Tendances

Chez les petits artisans, la fourrure fait un four


Béatrix Foisil-Penther
Mercredi 23 Décembre 2015




Entre les pourfendeurs de la fourrure et la concurrence asiatique, les temps sont durs pour les petits artisans fourreurs.


On ne parle pas ici des grandes maisons de luxe. Quand il s’agit de fourrure, pour elles, les voies sont toutes tracées. Elles ont su s’adapter à un virage de style à 360 degrés, avec force créatifs et designers à la clé. Là où ça roule moins, en revanche, c’est pour les petits artisans fourreurs. Aux prises avec les anti-fourrure, d’un côté, et la concurrence asiatique, notamment chinoise, de l’autre, le business s’est réduit comme peau de chagrin. C’est en substance ce qu'Hélène, à la tête d'une boutique-atelier dans le 10ème arrondissement de Paris, ancien épicentre du commerce et de la fabrication de fourrure, a expliqué à M Le Magazine du Monde : depuis plusieurs années, « je ne vends pratiquement plus rien à des particuliers. » Si en plus, on prend en compte les températures quasiment printanières en ce début d’hiver, 13 degrés à Paris le 23 décembre, il n’y a plus qu’à mettre la clé sous la porte.
 
La faute à la production. Elle « est partie en Chine », ajoute Hélène. Moins chère de fait, et plus importante, voire de masse. Par ailleurs, « la transformation stylistique opérée chez les grands fourreurs, soucieux de prendre un virage mode pour perpétuer leur activité, n’a pas eu lieu ici », peut-on lire dans M. Là dessus, est venu se greffer un mouvement radicalement anti-fourrure. Pourtant, Alain Beaumet qui possède une boutique rue du Faubourg-Poissonnière, dit à : « il faut être honnête, ce que racontent les associations, ce sont des conneries. Nos peaux viennent d’élevages, pas d’animaux sauvages, et ils ne sont pas maltraités. S’ils l’étaient, les pelages seraient de très mauvaise qualité.  » Des propos qui rejoignent ceux des cousins Yannis et Dimitrios : « faire des pièces luxueuses revient à sublimer la toison de l’animal, et son existence. »
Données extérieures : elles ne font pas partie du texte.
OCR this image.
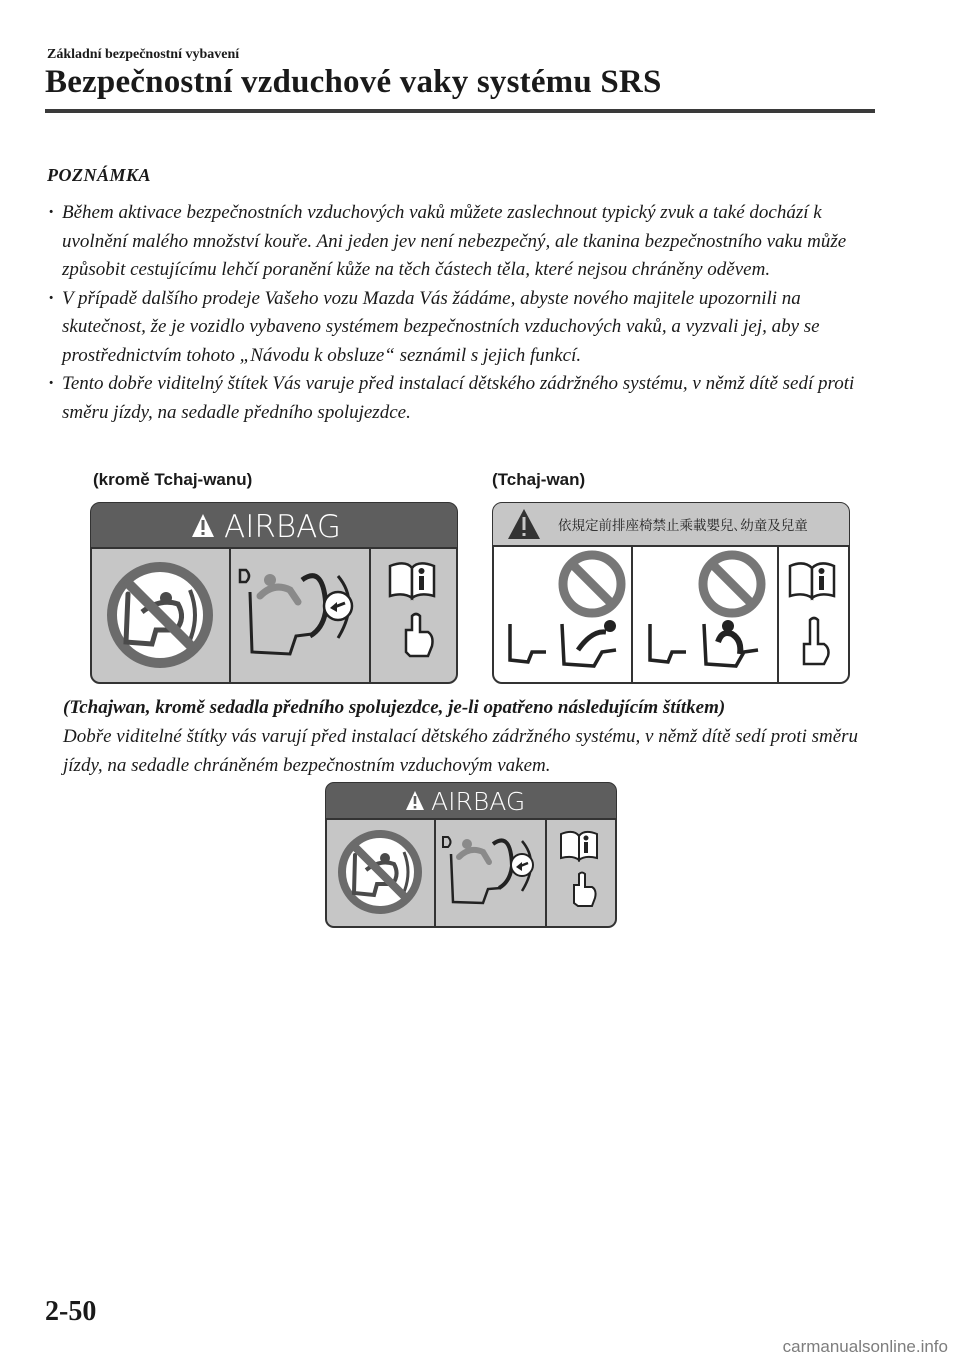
Základní bezpečnostní vybavení
Bezpečnostní vzduchové vaky systému SRS
POZNÁMKA
· Během aktivace bezpečnostních vzduchových vaků můžete zaslechnout typický zvuk a také dochází k uvolnění malého množství kouře. Ani jeden jev není nebezpečný, ale tkanina bezpečnostního vaku může způsobit cestujícímu lehčí poranění kůže na těch částech těla, které nejsou chráněny oděvem.
· V případě dalšího prodeje Vašeho vozu Mazda Vás žádáme, abyste nového majitele upozornili na skutečnost, že je vozidlo vybaveno systémem bezpečnostních vzduchových vaků, a vyzvali jej, aby se prostřednictvím tohoto „Návodu k obsluze“ seznámil s jejich funkcí.
· Tento dobře viditelný štítek Vás varuje před instalací dětského zádržného systému, v němž dítě sedí proti směru jízdy, na sedadle předního spolujezdce.
(kromě Tchaj-wanu)	(Tchaj-wan)
AIRBAG	依規定前排座椅禁止乘載嬰兒､幼童及兒童
(Tchajwan, kromě sedadla předního spolujezdce, je-li opatřeno následujícím štítkem)

Dobře viditelné štítky vás varují před instalací dětského zádržného systému, v němž dítě sedí proti směru jízdy, na sedadle chráněném bezpečnostním vzduchovým vakem.

AIRBAG
2-50
carmanualsonline.info
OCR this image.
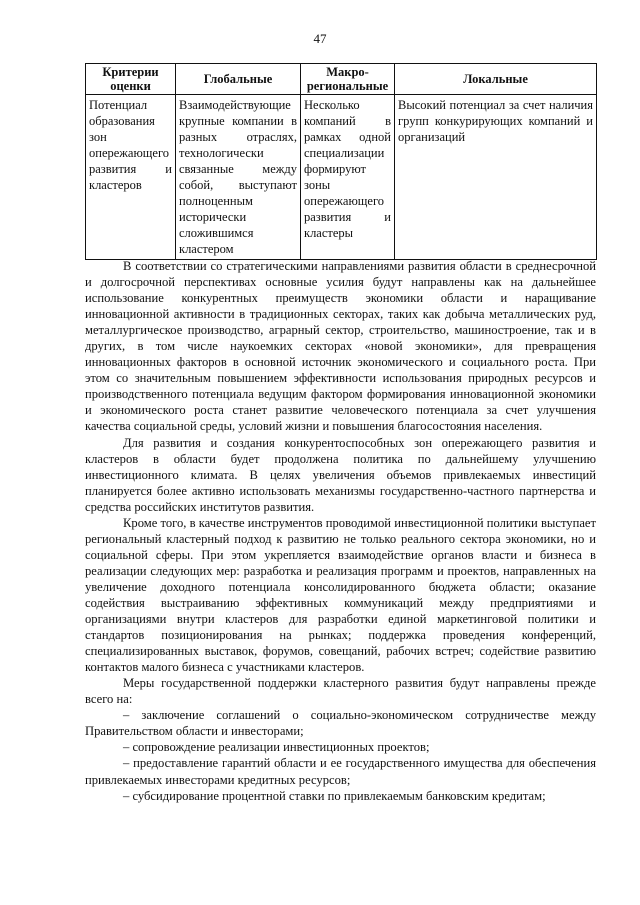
47
Критерии оценки	Глобальные	Макро-региональные	Локальные
Потенциал образования зон опережающего развития и кластеров	Взаимодействующие крупные компании в разных отраслях, технологически связанные между собой, выступают полноценным исторически сложившимся кластером	Несколько компаний в рамках одной специализации формируют зоны опережающего развития и кластеры	Высокий потенциал за счет наличия групп конкурирующих компаний и организаций

В соответствии со стратегическими направлениями развития области в среднесрочной и долгосрочной перспективах основные усилия будут направлены как на дальнейшее использование конкурентных преимуществ экономики области и наращивание инновационной активности в традиционных секторах, таких как добыча металлических руд, металлургическое производство, аграрный сектор, строительство, машиностроение, так и в других, в том числе наукоемких секторах «новой экономики», для превращения инновационных факторов в основной источник экономического и социального роста. При этом со значительным повышением эффективности использования природных ресурсов и производственного потенциала ведущим фактором формирования инновационной экономики и экономического роста станет развитие человеческого потенциала за счет улучшения качества социальной среды, условий жизни и повышения благосостояния населения.

Для развития и создания конкурентоспособных зон опережающего развития и кластеров в области будет продолжена политика по дальнейшему улучшению инвестиционного климата. В целях увеличения объемов привлекаемых инвестиций планируется более активно использовать механизмы государственно-частного партнерства и средства российских институтов развития.

Кроме того, в качестве инструментов проводимой инвестиционной политики выступает региональный кластерный подход к развитию не только реального сектора экономики, но и социальной сферы. При этом укрепляется взаимодействие органов власти и бизнеса в реализации следующих мер: разработка и реализация программ и проектов, направленных на увеличение доходного потенциала консолидированного бюджета области; оказание содействия выстраиванию эффективных коммуникаций между предприятиями и организациями внутри кластеров для разработки единой маркетинговой политики и стандартов позиционирования на рынках; поддержка проведения конференций, специализированных выставок, форумов, совещаний, рабочих встреч; содействие развитию контактов малого бизнеса с участниками кластеров.

Меры государственной поддержки кластерного развития будут направлены прежде всего на:

– заключение соглашений о социально-экономическом сотрудничестве между Правительством области и инвесторами;

– сопровождение реализации инвестиционных проектов;

– предоставление гарантий области и ее государственного имущества для обеспечения привлекаемых инвесторами кредитных ресурсов;

– субсидирование процентной ставки по привлекаемым банковским кредитам;
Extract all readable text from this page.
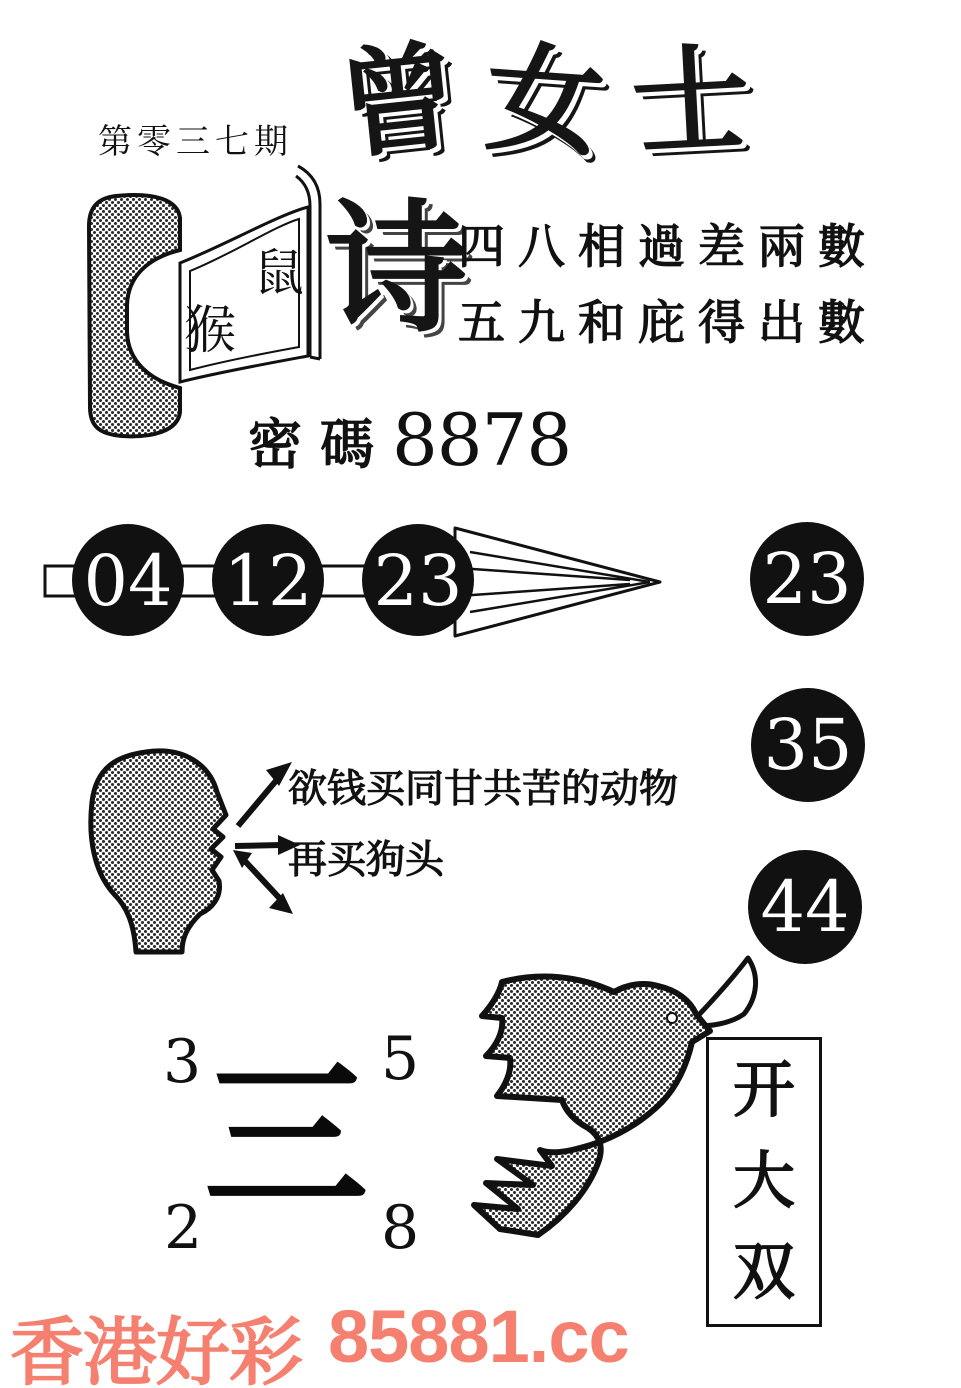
第零三七期 曾 女 士
鼠
猴 诗
四八相過差兩數
五九和庇得出數
密碼 8878
04 12 23	23
35
44
欲钱买同甘共苦的动物
再买狗头
3	5
2	8
三	开
大
双
香港好彩 85881.cc
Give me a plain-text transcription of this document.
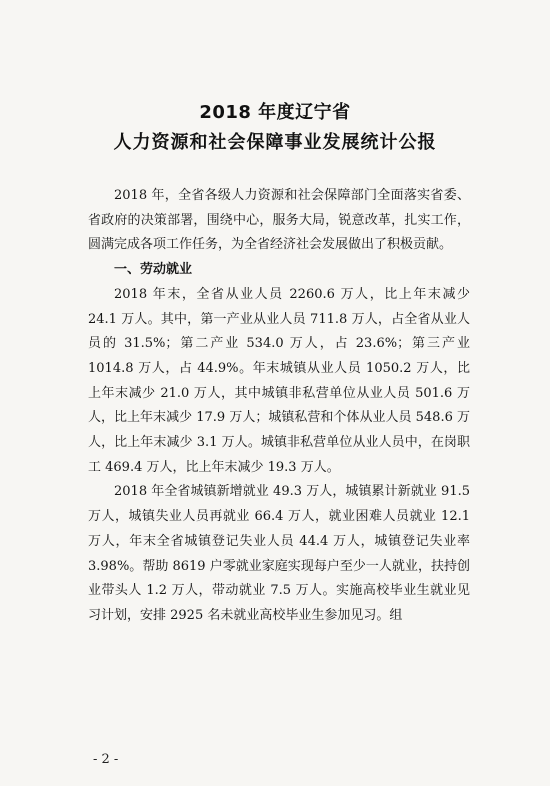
2018 年度辽宁省
人力资源和社会保障事业发展统计公报

2018 年，全省各级人力资源和社会保障部门全面落实省委、省政府的决策部署，围绕中心，服务大局，锐意改革，扎实工作，圆满完成各项工作任务，为全省经济社会发展做出了积极贡献。

一、劳动就业

2018 年末，全省从业人员 2260.6 万人，比上年末减少 24.1 万人。其中，第一产业从业人员 711.8 万人，占全省从业人员的 31.5%；第二产业 534.0 万人，占 23.6%；第三产业 1014.8 万人，占 44.9%。年末城镇从业人员 1050.2 万人，比上年末减少 21.0 万人，其中城镇非私营单位从业人员 501.6 万人，比上年末减少 17.9 万人；城镇私营和个体从业人员 548.6 万人，比上年末减少 3.1 万人。城镇非私营单位从业人员中，在岗职工 469.4 万人，比上年末减少 19.3 万人。

2018 年全省城镇新增就业 49.3 万人，城镇累计新就业 91.5 万人，城镇失业人员再就业 66.4 万人，就业困难人员就业 12.1 万人，年末全省城镇登记失业人员 44.4 万人，城镇登记失业率 3.98%。帮助 8619 户零就业家庭实现每户至少一人就业，扶持创业带头人 1.2 万人，带动就业 7.5 万人。实施高校毕业生就业见习计划，安排 2925 名未就业高校毕业生参加见习。组

- 2 -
Aujourd’hui, tous s’accordent à dire que le salut viendra de l’Internet. Car la fourrure, « un produit de riches, entre les mains de pauvres  », n’a plus l’aura qu’elle avait : « dans les années 1980, toutes les femmes voulaient une fourrure, les gens se privaient de plein de choses pour se la payer. De nos jours, ils veulent encore de la fourrure, mais pas se priver pour l’avoir.  » Avec l’immédiateté d’Internet, « marge et flexibilité » sont plus importantes, explique Dimitrios. Avec ces nouveaux outils, « je peux savoir en temps réel ce qui marche et adapter ma fabrication pour vendre plus. » CQFD.